We write FST with <term-prefix,byte[]> pairs, where term-prefix is the prefix of a set of terms sharing one on-disk block. E.g. foo is prefix, and the N terms would be foobar, foobaz, … The start of that byte[] is a vLong, which is the absolute file pointer of the on-disk block shifted up by 2 bits, and 2 lower bits are two important flags: OUTPUT_FLAG_IS_FLOOR and OUTPUT_FLAG_HAS_TERMS.

Now, with 9.8.x, this is LSB encoded: those two flags are in the leading byte, not the last byte. FST will share output byte prefixes when it can, and it does in fact happen (rarely!) that the LSB (6 bits + 2 bit flags) is the same across N term blocks. It can happen if the last 6 bits of their block file pointers happen to be the same. In this case that leading byte (or possibly, even more rarely, bytes) are not all on the last arc, and this PR loses that leading flag-containing byte/bytes in that case, and computes the wrong flag value for OUTPUT_FLAG_IS_FLOOR, then tries to readVInt when non was written --> exceptions at read time.

@gf2121 indeed the leading fp + 2-bit flags will never be the same across blocks, so this means even if FST is able to share leading prefix byte or two, it will never share that entire vLong: there must be at least one final (different) byte for readVLong to read. And because vLong is self-delineating (each byte knows whether it is the last one by checking 8th bit is clear) losing a byte or two of its leading bytes won’t break reading of the vLong, i.e., readVLong will indeed stop at the right byte (but of course produce the wrong value).

Importantly, IntersectTermsEnum does not use this encoded file pointer in the floorData!
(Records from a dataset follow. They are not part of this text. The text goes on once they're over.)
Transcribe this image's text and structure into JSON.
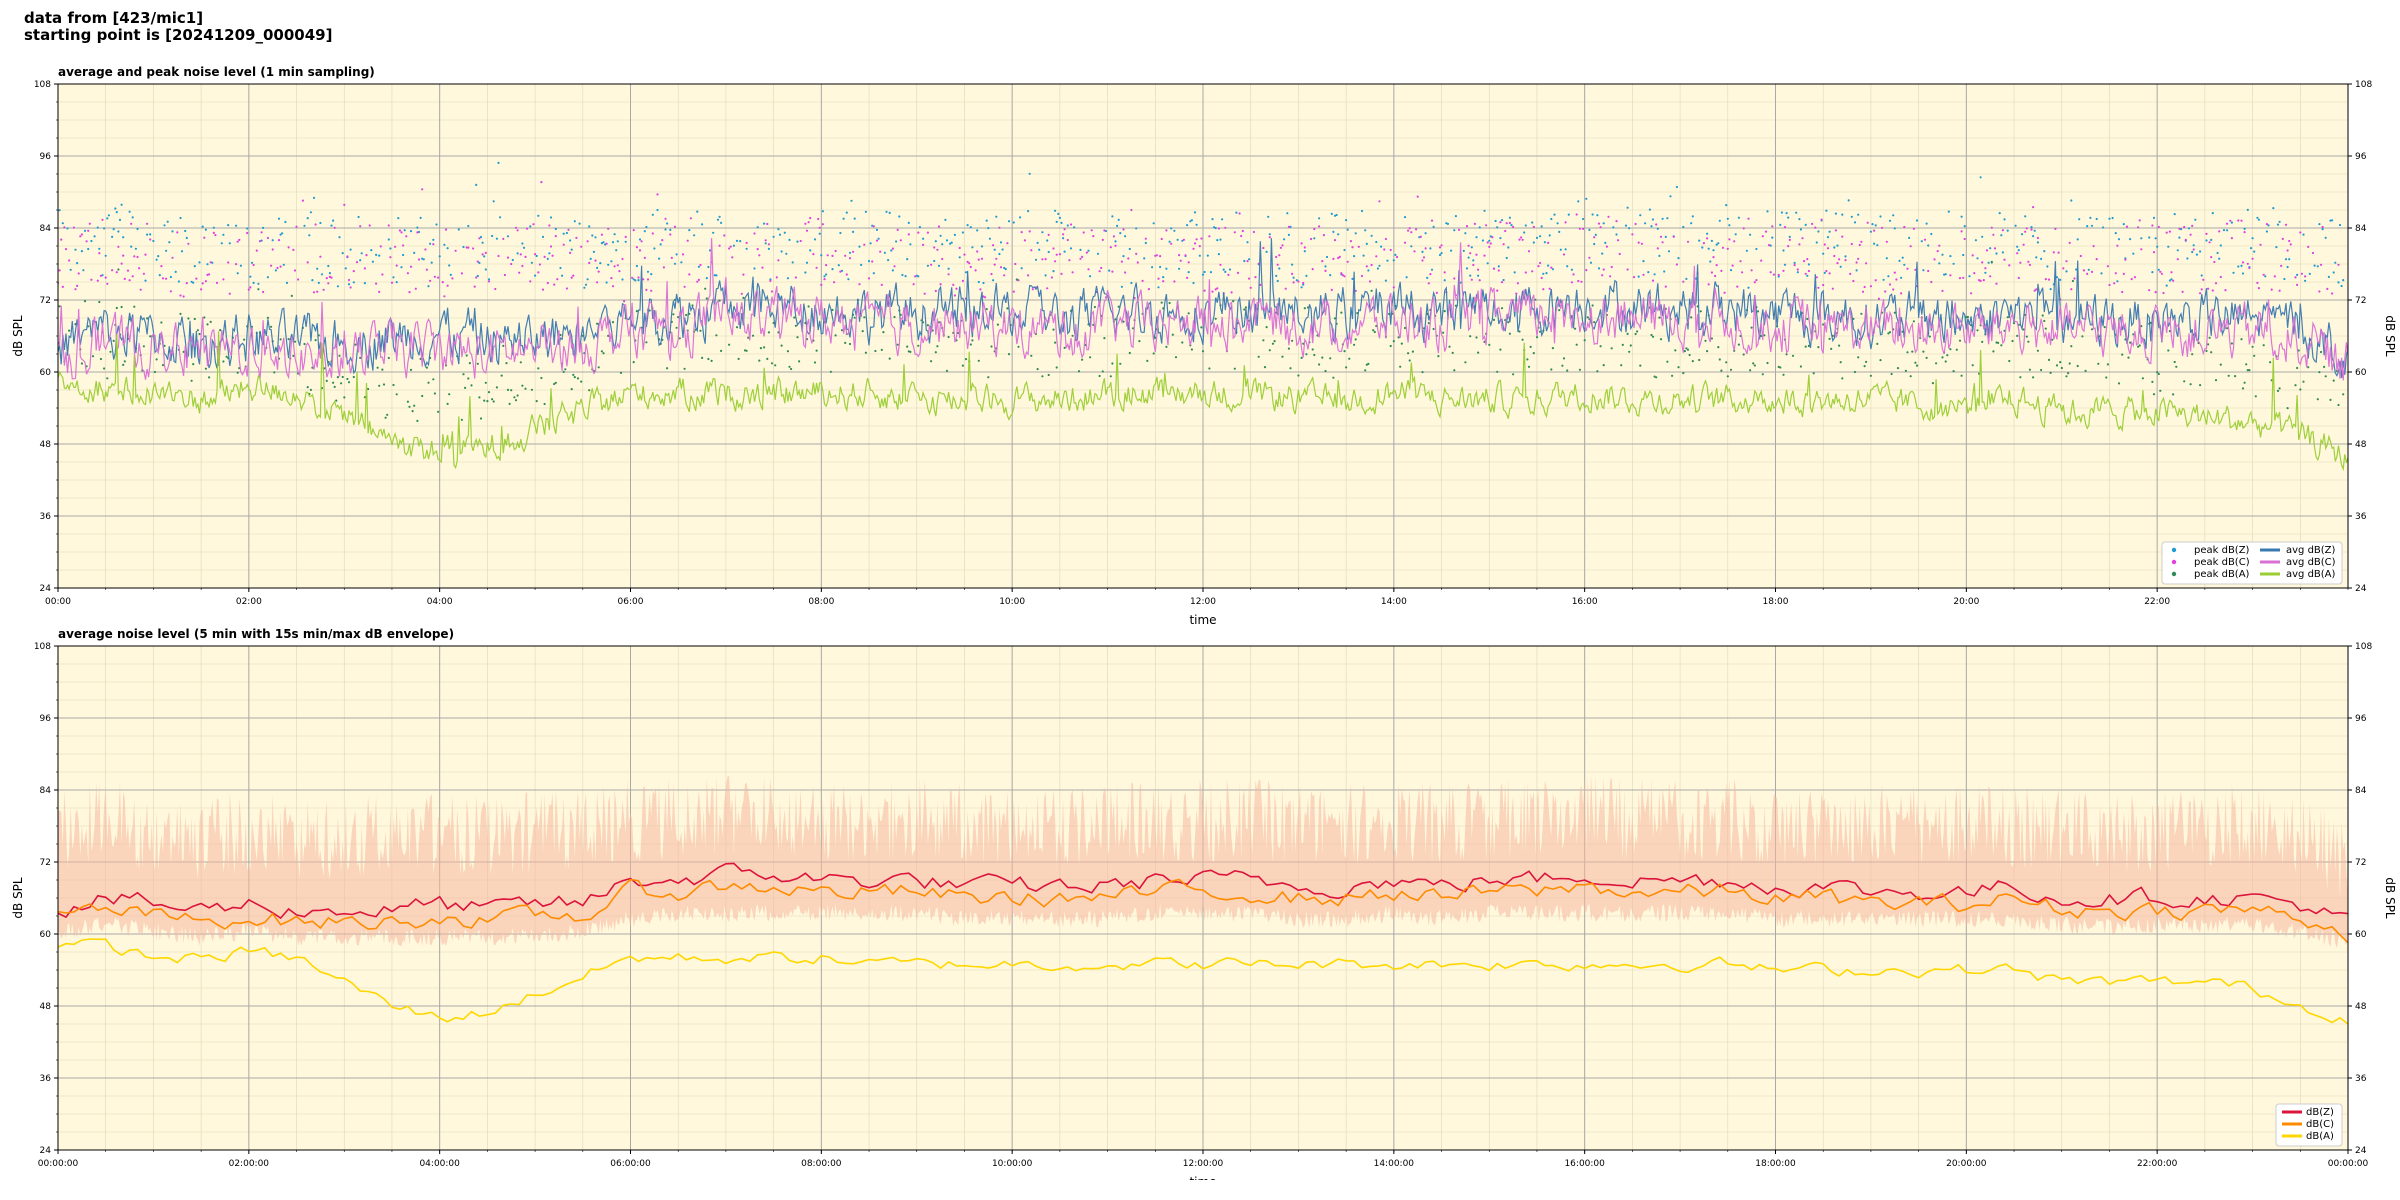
{
  "header": {
    "line1": "data from [423/mic1]",
    "line2": "starting point is [20241209_000049]"
  },
  "chart_data": [
    {
      "type": "line",
      "title": "average and peak noise level (1 min sampling)",
      "xlabel": "time",
      "ylabel": "dB SPL",
      "xlim": [
        0,
        24
      ],
      "ylim": [
        24,
        108
      ],
      "yticks": [
        24,
        36,
        48,
        60,
        72,
        84,
        96,
        108
      ],
      "xticks": [
        "00:00",
        "02:00",
        "04:00",
        "06:00",
        "08:00",
        "10:00",
        "12:00",
        "14:00",
        "16:00",
        "18:00",
        "20:00",
        "22:00"
      ],
      "grid": true,
      "background": "#fff8dc",
      "legend_position": "lower-right",
      "x_hours": [
        0,
        0.5,
        1,
        1.5,
        2,
        2.5,
        3,
        3.5,
        4,
        4.5,
        5,
        5.5,
        6,
        6.5,
        7,
        7.5,
        8,
        8.5,
        9,
        9.5,
        10,
        10.5,
        11,
        11.5,
        12,
        12.5,
        13,
        13.5,
        14,
        14.5,
        15,
        15.5,
        16,
        16.5,
        17,
        17.5,
        18,
        18.5,
        19,
        19.5,
        20,
        20.5,
        21,
        21.5,
        22,
        22.5,
        23,
        23.5,
        24
      ],
      "series": [
        {
          "name": "peak dB(Z)",
          "kind": "scatter",
          "color": "#1f9bd1",
          "values": [
            80,
            82,
            81,
            79,
            80,
            81,
            80,
            81,
            80,
            80,
            81,
            80,
            81,
            82,
            81,
            81,
            82,
            81,
            81,
            80,
            81,
            81,
            80,
            80,
            81,
            81,
            80,
            81,
            81,
            80,
            81,
            81,
            83,
            82,
            81,
            82,
            81,
            81,
            80,
            81,
            81,
            81,
            80,
            80,
            81,
            81,
            82,
            81,
            80
          ]
        },
        {
          "name": "peak dB(C)",
          "kind": "scatter",
          "color": "#e040e0",
          "values": [
            78,
            80,
            79,
            77,
            78,
            79,
            78,
            79,
            78,
            78,
            79,
            78,
            79,
            80,
            79,
            79,
            80,
            79,
            79,
            78,
            79,
            79,
            78,
            78,
            79,
            79,
            78,
            79,
            79,
            78,
            79,
            79,
            81,
            80,
            79,
            80,
            79,
            79,
            78,
            79,
            79,
            79,
            78,
            78,
            79,
            79,
            80,
            79,
            78
          ]
        },
        {
          "name": "peak dB(A)",
          "kind": "scatter",
          "color": "#2e8b57",
          "values": [
            66,
            66,
            65,
            64,
            64,
            62,
            60,
            58,
            57,
            58,
            60,
            62,
            66,
            66,
            67,
            66,
            66,
            66,
            65,
            65,
            65,
            65,
            65,
            66,
            66,
            66,
            65,
            65,
            65,
            65,
            66,
            65,
            66,
            65,
            65,
            65,
            65,
            65,
            64,
            64,
            64,
            65,
            63,
            63,
            62,
            62,
            62,
            61,
            60
          ]
        },
        {
          "name": "avg dB(Z)",
          "kind": "line",
          "color": "#3a78b0",
          "values": [
            64,
            66,
            65,
            64,
            65,
            64,
            64,
            65,
            66,
            64,
            65,
            66,
            68,
            69,
            70,
            70,
            70,
            69,
            69,
            69,
            69,
            68,
            69,
            69,
            70,
            70,
            69,
            69,
            70,
            69,
            70,
            70,
            71,
            70,
            70,
            70,
            69,
            69,
            68,
            68,
            68,
            69,
            68,
            68,
            68,
            68,
            68,
            67,
            62
          ]
        },
        {
          "name": "avg dB(C)",
          "kind": "line",
          "color": "#da70d6",
          "values": [
            62,
            64,
            63,
            62,
            63,
            62,
            62,
            63,
            63,
            62,
            63,
            64,
            66,
            67,
            68,
            68,
            68,
            67,
            67,
            67,
            67,
            66,
            67,
            67,
            68,
            68,
            67,
            67,
            68,
            67,
            68,
            68,
            69,
            68,
            68,
            68,
            67,
            67,
            66,
            66,
            66,
            67,
            66,
            66,
            66,
            66,
            66,
            65,
            60
          ]
        },
        {
          "name": "avg dB(A)",
          "kind": "line",
          "color": "#9acd32",
          "values": [
            58,
            57,
            56,
            55,
            57,
            56,
            52,
            48,
            46,
            47,
            50,
            53,
            56,
            56,
            56,
            56,
            56,
            56,
            55,
            55,
            55,
            55,
            56,
            56,
            56,
            56,
            55,
            55,
            56,
            55,
            55,
            55,
            56,
            55,
            55,
            55,
            55,
            55,
            55,
            54,
            54,
            55,
            53,
            53,
            53,
            52,
            51,
            49,
            45
          ]
        }
      ]
    },
    {
      "type": "line",
      "title": "average noise level (5 min with 15s min/max dB envelope)",
      "xlabel": "time",
      "ylabel": "dB SPL",
      "xlim": [
        0,
        24
      ],
      "ylim": [
        24,
        108
      ],
      "yticks": [
        24,
        36,
        48,
        60,
        72,
        84,
        96,
        108
      ],
      "xticks": [
        "00:00:00",
        "02:00:00",
        "04:00:00",
        "06:00:00",
        "08:00:00",
        "10:00:00",
        "12:00:00",
        "14:00:00",
        "16:00:00",
        "18:00:00",
        "20:00:00",
        "22:00:00",
        "00:00:00"
      ],
      "grid": true,
      "background": "#fff8dc",
      "legend_position": "lower-right",
      "envelope_color": "#f5b7a0",
      "x_hours": [
        0,
        0.5,
        1,
        1.5,
        2,
        2.5,
        3,
        3.5,
        4,
        4.5,
        5,
        5.5,
        6,
        6.5,
        7,
        7.5,
        8,
        8.5,
        9,
        9.5,
        10,
        10.5,
        11,
        11.5,
        12,
        12.5,
        13,
        13.5,
        14,
        14.5,
        15,
        15.5,
        16,
        16.5,
        17,
        17.5,
        18,
        18.5,
        19,
        19.5,
        20,
        20.5,
        21,
        21.5,
        22,
        22.5,
        23,
        23.5,
        24
      ],
      "envelope_min": [
        59,
        60,
        59,
        58,
        59,
        58,
        58,
        58,
        58,
        58,
        58,
        59,
        61,
        62,
        62,
        62,
        62,
        62,
        62,
        61,
        61,
        61,
        61,
        62,
        62,
        62,
        61,
        61,
        62,
        61,
        62,
        62,
        62,
        62,
        62,
        62,
        61,
        61,
        61,
        61,
        61,
        61,
        60,
        60,
        60,
        60,
        60,
        59,
        57
      ],
      "envelope_max": [
        84,
        86,
        84,
        83,
        84,
        83,
        83,
        84,
        84,
        83,
        84,
        84,
        86,
        86,
        87,
        87,
        86,
        86,
        86,
        85,
        85,
        85,
        85,
        86,
        86,
        86,
        85,
        85,
        86,
        85,
        86,
        86,
        87,
        86,
        86,
        86,
        85,
        85,
        85,
        85,
        85,
        85,
        84,
        84,
        84,
        85,
        85,
        84,
        78
      ],
      "series": [
        {
          "name": "dB(Z)",
          "color": "#dc143c",
          "values": [
            64,
            66,
            65,
            64,
            65,
            64,
            64,
            64,
            65,
            64,
            65,
            65,
            69,
            69,
            70,
            70,
            69,
            69,
            69,
            68,
            68,
            68,
            68,
            69,
            69,
            69,
            68,
            68,
            69,
            68,
            69,
            69,
            70,
            69,
            69,
            69,
            68,
            68,
            67,
            67,
            67,
            68,
            66,
            66,
            66,
            66,
            66,
            65,
            62
          ]
        },
        {
          "name": "dB(C)",
          "color": "#ff8c00",
          "values": [
            63,
            64,
            63,
            62,
            63,
            62,
            62,
            62,
            63,
            62,
            63,
            63,
            67,
            67,
            68,
            68,
            67,
            67,
            67,
            66,
            66,
            66,
            66,
            67,
            67,
            67,
            66,
            66,
            67,
            66,
            67,
            67,
            68,
            67,
            67,
            67,
            66,
            66,
            65,
            65,
            65,
            66,
            64,
            64,
            64,
            64,
            64,
            63,
            60
          ]
        },
        {
          "name": "dB(A)",
          "color": "#ffd700",
          "values": [
            58,
            58,
            56,
            56,
            57,
            56,
            52,
            48,
            46,
            47,
            50,
            53,
            56,
            56,
            56,
            56,
            56,
            55,
            55,
            55,
            55,
            55,
            55,
            55,
            55,
            55,
            55,
            55,
            55,
            55,
            55,
            55,
            55,
            55,
            55,
            55,
            54,
            54,
            54,
            54,
            54,
            54,
            52,
            52,
            52,
            52,
            51,
            48,
            46
          ]
        }
      ]
    }
  ]
}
It gets the file-pointer by traversing prior arcs in the FST and accumulating N incremental diffs contained in the on-disk block entries leading to that final floor block. So IntersectTermsEnum just needs these two big flags.

In the 9.9.x written index, where we instead encode that leading long fp + 2 bits in MSB order, we share tons of prefixes of course (this is why FST got so much smaller), but, we will never share the entire thing, and that last byte contains our bit flags. So at read-time we will always have the right (flag containing) byte. The 9.9.x index is intact, and reading it is buggy yet buggy in a harmless way (throwing away bytes it does not try to use), and also because of how vLong is self delineating. Fun!

I think if a fix for this isn’t found early next week, we should consider reverting it.

No user should upgrade to Lucene 9.9.0 with this bug.